The process of "hand stripping" a terrier coat refers to plucking the dead hair from the skin. One literally pulls the hair out. If left to its normal cycle the hair would eventually reach two to four inches in length and die. Rather than shedding the dead hair tends to linger. It does not break off but eventually falls off at the root. If the dog were to rub on something the hair would likely come out. In effect, stripping hair speeds the natural process of shedding. Regular stripping of the coat greatly reduces itching in this breed. Done correctly, stripping is painless. Of course, care must be taken to not strip too much hair in one stroke. You should pull only as much hair as the dog will tolerate without signs of distress. This will vary from part to part of the coat -- with throat, ears and rear end being more sensitive than the back, legs, back of neck and head.

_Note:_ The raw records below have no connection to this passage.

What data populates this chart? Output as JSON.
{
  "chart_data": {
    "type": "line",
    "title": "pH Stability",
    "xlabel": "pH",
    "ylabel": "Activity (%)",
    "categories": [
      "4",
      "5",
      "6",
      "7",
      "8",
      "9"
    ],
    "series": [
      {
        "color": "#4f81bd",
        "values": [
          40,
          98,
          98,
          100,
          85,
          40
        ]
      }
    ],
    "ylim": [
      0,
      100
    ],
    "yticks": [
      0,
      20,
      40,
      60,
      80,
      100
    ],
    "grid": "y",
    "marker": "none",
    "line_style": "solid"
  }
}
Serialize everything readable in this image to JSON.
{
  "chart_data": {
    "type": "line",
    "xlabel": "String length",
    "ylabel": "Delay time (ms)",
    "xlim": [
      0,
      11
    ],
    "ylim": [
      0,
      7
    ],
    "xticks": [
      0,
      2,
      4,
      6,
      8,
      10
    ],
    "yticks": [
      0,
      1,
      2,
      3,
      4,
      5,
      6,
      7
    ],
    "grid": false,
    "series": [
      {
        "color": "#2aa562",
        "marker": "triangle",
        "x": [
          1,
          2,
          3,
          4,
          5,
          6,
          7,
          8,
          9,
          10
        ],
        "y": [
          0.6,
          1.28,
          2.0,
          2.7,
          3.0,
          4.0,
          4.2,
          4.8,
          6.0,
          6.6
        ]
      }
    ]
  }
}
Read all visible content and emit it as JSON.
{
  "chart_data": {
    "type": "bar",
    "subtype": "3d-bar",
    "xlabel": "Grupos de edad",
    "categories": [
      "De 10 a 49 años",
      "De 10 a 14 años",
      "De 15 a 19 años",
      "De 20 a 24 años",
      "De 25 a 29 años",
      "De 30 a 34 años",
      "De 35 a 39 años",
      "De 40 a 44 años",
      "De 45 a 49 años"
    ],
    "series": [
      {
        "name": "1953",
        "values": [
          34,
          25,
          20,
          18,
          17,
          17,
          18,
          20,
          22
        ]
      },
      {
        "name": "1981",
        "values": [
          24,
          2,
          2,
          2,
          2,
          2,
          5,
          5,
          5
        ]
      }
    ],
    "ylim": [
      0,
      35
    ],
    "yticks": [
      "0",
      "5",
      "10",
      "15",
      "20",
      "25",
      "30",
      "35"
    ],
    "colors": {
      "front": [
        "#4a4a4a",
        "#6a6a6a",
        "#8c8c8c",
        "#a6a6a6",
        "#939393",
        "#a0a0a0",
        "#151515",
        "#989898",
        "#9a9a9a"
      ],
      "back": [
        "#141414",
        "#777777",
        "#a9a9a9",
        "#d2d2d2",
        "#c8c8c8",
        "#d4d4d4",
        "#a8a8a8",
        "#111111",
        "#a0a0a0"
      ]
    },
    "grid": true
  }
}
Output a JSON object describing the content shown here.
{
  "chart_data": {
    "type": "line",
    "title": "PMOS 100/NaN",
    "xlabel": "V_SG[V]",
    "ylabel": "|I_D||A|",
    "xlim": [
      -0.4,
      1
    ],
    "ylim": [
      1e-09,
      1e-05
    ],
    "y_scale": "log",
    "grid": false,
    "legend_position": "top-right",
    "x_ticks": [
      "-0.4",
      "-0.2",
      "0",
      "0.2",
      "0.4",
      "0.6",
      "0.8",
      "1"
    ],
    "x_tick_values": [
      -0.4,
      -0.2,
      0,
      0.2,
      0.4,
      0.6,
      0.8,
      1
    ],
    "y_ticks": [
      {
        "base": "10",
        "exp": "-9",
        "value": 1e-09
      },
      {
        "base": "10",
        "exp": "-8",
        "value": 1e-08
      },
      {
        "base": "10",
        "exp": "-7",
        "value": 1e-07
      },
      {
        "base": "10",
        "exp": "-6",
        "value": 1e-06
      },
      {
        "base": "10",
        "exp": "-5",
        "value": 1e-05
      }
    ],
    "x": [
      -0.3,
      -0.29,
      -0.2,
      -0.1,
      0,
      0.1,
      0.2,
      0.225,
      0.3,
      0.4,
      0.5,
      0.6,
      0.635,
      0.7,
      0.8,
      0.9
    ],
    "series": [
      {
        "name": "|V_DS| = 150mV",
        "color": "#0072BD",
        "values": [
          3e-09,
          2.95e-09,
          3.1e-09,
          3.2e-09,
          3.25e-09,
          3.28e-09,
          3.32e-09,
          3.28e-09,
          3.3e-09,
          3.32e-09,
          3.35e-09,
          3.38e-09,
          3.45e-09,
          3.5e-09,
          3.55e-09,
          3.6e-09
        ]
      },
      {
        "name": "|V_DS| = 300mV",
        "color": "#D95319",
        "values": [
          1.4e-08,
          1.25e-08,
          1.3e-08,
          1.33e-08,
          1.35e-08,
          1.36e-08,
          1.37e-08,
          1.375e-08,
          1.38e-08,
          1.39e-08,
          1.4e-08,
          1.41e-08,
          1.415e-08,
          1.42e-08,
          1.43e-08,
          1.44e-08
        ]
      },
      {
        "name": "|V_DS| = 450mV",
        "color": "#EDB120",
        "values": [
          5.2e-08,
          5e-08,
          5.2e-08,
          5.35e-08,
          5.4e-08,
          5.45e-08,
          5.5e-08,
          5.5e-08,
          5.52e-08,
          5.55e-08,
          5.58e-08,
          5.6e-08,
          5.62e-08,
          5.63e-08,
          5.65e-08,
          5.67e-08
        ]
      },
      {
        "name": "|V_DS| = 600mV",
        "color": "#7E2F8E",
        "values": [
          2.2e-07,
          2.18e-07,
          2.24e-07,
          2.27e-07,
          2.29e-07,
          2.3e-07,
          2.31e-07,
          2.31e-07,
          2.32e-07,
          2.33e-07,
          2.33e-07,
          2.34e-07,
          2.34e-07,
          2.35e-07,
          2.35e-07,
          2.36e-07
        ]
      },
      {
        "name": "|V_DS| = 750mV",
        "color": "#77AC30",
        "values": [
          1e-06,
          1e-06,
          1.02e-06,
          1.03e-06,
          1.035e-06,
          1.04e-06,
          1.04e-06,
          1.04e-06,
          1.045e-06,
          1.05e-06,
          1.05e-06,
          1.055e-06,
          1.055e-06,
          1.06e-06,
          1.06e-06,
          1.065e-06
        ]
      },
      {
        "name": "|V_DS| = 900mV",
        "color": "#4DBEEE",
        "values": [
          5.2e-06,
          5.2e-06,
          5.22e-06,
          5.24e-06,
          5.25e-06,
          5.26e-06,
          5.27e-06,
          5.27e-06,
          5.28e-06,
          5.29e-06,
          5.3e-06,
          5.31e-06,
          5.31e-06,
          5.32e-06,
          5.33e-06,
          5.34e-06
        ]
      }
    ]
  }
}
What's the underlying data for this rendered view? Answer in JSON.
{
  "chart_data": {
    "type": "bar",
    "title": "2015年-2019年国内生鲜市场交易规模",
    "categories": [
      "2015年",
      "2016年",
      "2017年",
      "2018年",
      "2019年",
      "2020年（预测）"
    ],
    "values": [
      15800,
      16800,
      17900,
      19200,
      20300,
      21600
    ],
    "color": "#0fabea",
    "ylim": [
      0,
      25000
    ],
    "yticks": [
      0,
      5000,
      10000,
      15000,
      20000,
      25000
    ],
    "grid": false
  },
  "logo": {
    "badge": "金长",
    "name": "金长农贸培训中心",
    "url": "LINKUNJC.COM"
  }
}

The finger method of stripping is best for beginners, as you learn the process. If the coat is blown (dead, and ready to be plucked), it will come out easily. Grasp the strands of hair between thumb and index finger. Pull in the direction of the lay of the coat. With this technique, you should pull only the longest hairs -- do not grab deeply into the coat -- and work the coat down by stages until the desired length and shape are achieved.
Perhaps the most difficult thing for beginners stripping a coat is determining what is dead hair and what is not. The longest hairs, two inches or longer, are the dead hairs. You can also see a lighter colour variation in the hair. The lighter hairs are the dead hairs. In preparing to strip your terrier do not bath your dog as you will not be able to get a good grip on the hair. If you find that you can not grip the hair to strip or pluck it here are two suggestions:
Try using a latex glove or plastic thimbles on your fingers to grasp the hair.
Grooming chalk on your fingers or on the coat area to be stripped will give you a better grip on the hair.
Here is how to use a stripping knife. Grasp the hair between your thumb and the knife. Hold the knife perpendicular to the dog (note illustration) and grasp the hair as close to the roots as possible, trapping the hair between the stripping knife teeth and your thumb and pull in the direction of the lay of the coat. Use an arm and shoulder pulling movement, not a wrist action. If you flex your wrist, you will cut rather than pull the hairs with the knife. Compare the hairs being removed from the finger stripping and knife stripping. If you are plucking, the hair is of uneven length. If you are cutting, the hair will be even in length. You want to pluck, not cut! Remember to work a small area at a time until the entire outer coat has been removed. The key is to remove the longest hairs, only a few at a time. Use a steel greyhound comb to comb the area. Take it slow as you learn to use the tool. All beginners make holes because of too aggressive use of the stripping knife. Practice makes perfect.
Remember: ALWAYS support the coat/skin with your free hand while stripping. You do this by putting your free hand in front of the stripping knife to hold the skin and coat in place.
Hand stripping a terrier coat is an artistic endeavor and just as an artist utilizes many brushes when painting, this same may hold true for the groomer and stripping knives.